In the default more READ COMMITTED, I will have to admit that I don't
know exactly what will happen, because I have not studied cascading
constraints very carefully. If you were to run the deletes yourself,
a reader may be able to read the parent, alhtough you have deleted some
of the children. With cascading deletes, it is possible that SQL Server
takes out an exclusive lock on the parent row first thing, so readers
trying to read the parent would be blocked until the delete has completed.
As for the children, I would expect SQL Server to delete these first,
and the parent last (but I have not verified this), why it would not
be possible to see any dangling children.

Now, there is a database setting that is fairly popular which is known
as READ COMMITTED SNAPSHOT ISOLATION. In this mode, readers read data
from the version store if a row is blocked. This means that if a reader
access any of the parent or the children why the delete is going on,
will see the entire tree as it was before the DELETE started.

Then you can read with NOLOCK, in which case you will everything in
the flux of the moment. Don't go there.

Thanks for clarfiying things. From what you're telling me then, with
cascading deletes handled at the DB level itself (or cascading updates of
FKs to DBNull or the default value), any single UPDATE or DELETE statement
is atomic so there's no need to worry. That is, I simply need to apply
optimistic or pessissmistic concurrency whenever my app requires it (usually
the former for most), as well as transactions when performing *multiple*
UPDATE or DELETE statements (not required for a single UPDATE or DELETE),
and everything should work. There will be no problems IOW if someone else is
simultaneously trying to UPDATE, DELETE or even read the parent record
and/or any of its children (i.e., no unexpected collisions, undefined timing
problems, orphaned children, etc.). This all assumes the cascades are being
handled by the DB itself of course (I'm not rolling my own that is).

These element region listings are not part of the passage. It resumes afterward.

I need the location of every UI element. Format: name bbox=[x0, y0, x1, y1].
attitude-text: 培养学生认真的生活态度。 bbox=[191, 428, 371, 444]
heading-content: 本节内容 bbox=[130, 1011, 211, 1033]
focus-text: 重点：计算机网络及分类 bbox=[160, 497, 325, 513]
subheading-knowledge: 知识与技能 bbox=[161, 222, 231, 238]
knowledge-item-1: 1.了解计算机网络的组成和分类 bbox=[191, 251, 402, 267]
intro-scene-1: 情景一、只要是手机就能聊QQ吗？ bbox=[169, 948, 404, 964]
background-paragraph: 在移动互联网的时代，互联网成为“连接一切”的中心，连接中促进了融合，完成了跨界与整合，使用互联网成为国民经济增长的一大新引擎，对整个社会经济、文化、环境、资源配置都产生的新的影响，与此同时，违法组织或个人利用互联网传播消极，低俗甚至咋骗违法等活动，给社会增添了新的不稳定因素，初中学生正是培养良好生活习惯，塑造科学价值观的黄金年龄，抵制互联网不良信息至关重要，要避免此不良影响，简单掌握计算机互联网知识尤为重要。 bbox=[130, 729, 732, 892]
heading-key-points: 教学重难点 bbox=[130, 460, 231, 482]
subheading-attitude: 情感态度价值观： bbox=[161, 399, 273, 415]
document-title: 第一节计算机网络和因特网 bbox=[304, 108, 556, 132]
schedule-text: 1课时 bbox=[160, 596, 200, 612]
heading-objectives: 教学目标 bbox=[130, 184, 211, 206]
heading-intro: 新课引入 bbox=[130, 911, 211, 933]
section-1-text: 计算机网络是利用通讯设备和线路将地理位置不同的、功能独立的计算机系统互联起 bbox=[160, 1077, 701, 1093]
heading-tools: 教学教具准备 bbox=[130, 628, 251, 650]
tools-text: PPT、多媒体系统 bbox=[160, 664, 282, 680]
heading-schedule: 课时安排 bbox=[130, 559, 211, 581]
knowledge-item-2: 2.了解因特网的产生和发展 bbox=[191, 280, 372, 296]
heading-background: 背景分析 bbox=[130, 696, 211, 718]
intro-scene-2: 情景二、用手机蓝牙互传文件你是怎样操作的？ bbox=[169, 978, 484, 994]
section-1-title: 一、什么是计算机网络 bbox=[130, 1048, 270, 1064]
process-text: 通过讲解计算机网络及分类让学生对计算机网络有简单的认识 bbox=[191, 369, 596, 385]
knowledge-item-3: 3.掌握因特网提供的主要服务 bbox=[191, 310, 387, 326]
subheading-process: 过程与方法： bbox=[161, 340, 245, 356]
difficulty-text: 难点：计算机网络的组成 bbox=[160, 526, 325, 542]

I'll have to do more research to get a better grip on things because how
this all works under the hood is still fuzzy. On the surface it seems there
are an enormous number of potential problems when many tables are linked via
FKs and various cascading relationships. People can be simultaneously
inserting, updating and reading records from these tables all over the place
and it appears (at least superfically) extremely complex (i.e., demanding on
the programmer to account for some of these scenarios themselves). I'll have
to give it some deeper thought but you've been very helpful. Thanks again.